Brought to you by NumFOCUS Foundation and O’Reilly Media Inc.
The official Jupyter Conference
August 22-23, 2017: Training
August 23-25, 2017: Tutorials & Conference
New York, NY

Faster prototyping in Jupyter

Moderated by: Andrey Petrin

Who is this presentation for?

Analysts and Data Scientists that want to

Prerequisite knowledge

Basic Jupyter, JupyterHub and Python. My talk is mainly conceptual, I will cover key code snippets, but the goal is to share the approach without focus on any particular realisation

What you'll learn

* Jupyter allows very quick prototyping without backend-frontend knowledge * You can share Jupyter notebooks' environment using Everware * You can create website-like interfaces in Python with very little coding

Description

Big Data analytics is already outdated at Yandex. We need insights and action items from our logs and databases. In this new environment speed of prototyping comes to the first place. I’m going to give an overview how we use Python and Jupyter to create prototypes that amaze and inspire real product creation.

Role of quick prototyping
In a leading IT companies almost any idea could be implemented. But how to decide which of those brilliant plans to undertake? And what if you are an self-sufficient analyst that is facing a completely new challenge every week? Today we are creating an automated self-compiling PowerPoint presentation for our CTO, tomorrow we are creating an URL thematics classifier for the whole Internet, and the day after we need to visualize some of your conclusions based on terabytes of logs.

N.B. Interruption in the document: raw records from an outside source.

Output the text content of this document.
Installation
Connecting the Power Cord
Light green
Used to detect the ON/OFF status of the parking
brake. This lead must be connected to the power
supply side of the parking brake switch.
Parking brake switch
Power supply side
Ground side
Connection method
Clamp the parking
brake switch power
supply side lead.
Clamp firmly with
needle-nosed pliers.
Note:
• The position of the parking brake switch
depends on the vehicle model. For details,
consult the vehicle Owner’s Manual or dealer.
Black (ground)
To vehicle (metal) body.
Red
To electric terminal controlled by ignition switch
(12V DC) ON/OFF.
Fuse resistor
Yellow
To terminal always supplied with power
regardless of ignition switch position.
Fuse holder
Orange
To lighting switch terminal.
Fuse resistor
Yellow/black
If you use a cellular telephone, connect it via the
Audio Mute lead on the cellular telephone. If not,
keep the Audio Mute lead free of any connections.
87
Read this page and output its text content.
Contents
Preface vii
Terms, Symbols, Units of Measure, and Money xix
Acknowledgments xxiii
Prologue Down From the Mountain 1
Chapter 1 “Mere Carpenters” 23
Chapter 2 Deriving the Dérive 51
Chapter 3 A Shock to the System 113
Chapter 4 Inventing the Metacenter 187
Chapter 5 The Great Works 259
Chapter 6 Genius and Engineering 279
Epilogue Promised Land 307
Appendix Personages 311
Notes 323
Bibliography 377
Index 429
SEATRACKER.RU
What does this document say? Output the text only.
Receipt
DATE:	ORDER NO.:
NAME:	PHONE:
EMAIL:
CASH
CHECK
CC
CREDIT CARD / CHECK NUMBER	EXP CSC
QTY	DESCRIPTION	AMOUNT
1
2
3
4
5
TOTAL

The good way to solve it is to out-source, or ask a separate team to make a good-looking interface. But the best way is to do it this week, this day. And the Swiss army knife (that isn’t good; it is good enough) we are using is Python and Jupyter.

Case studies
Here is a number of cases that are solved with ease using Jupyter.

  • JupyterHub allows multiple users to run their scripts on the prepared machine with all nesesery libraries preinstalles. Everware project takes this concest and enriches it with Docker environment sharing.
  • Inline HTML forms that make you Notebook work interactively and allow smooth data input in production-scale
  • Progress bars make data analysis predictable.
  • Plotly visualisations with direct connectors from Pandas Dataframe allows to embed complicated graphs into our task tracker, giving other people explore your data.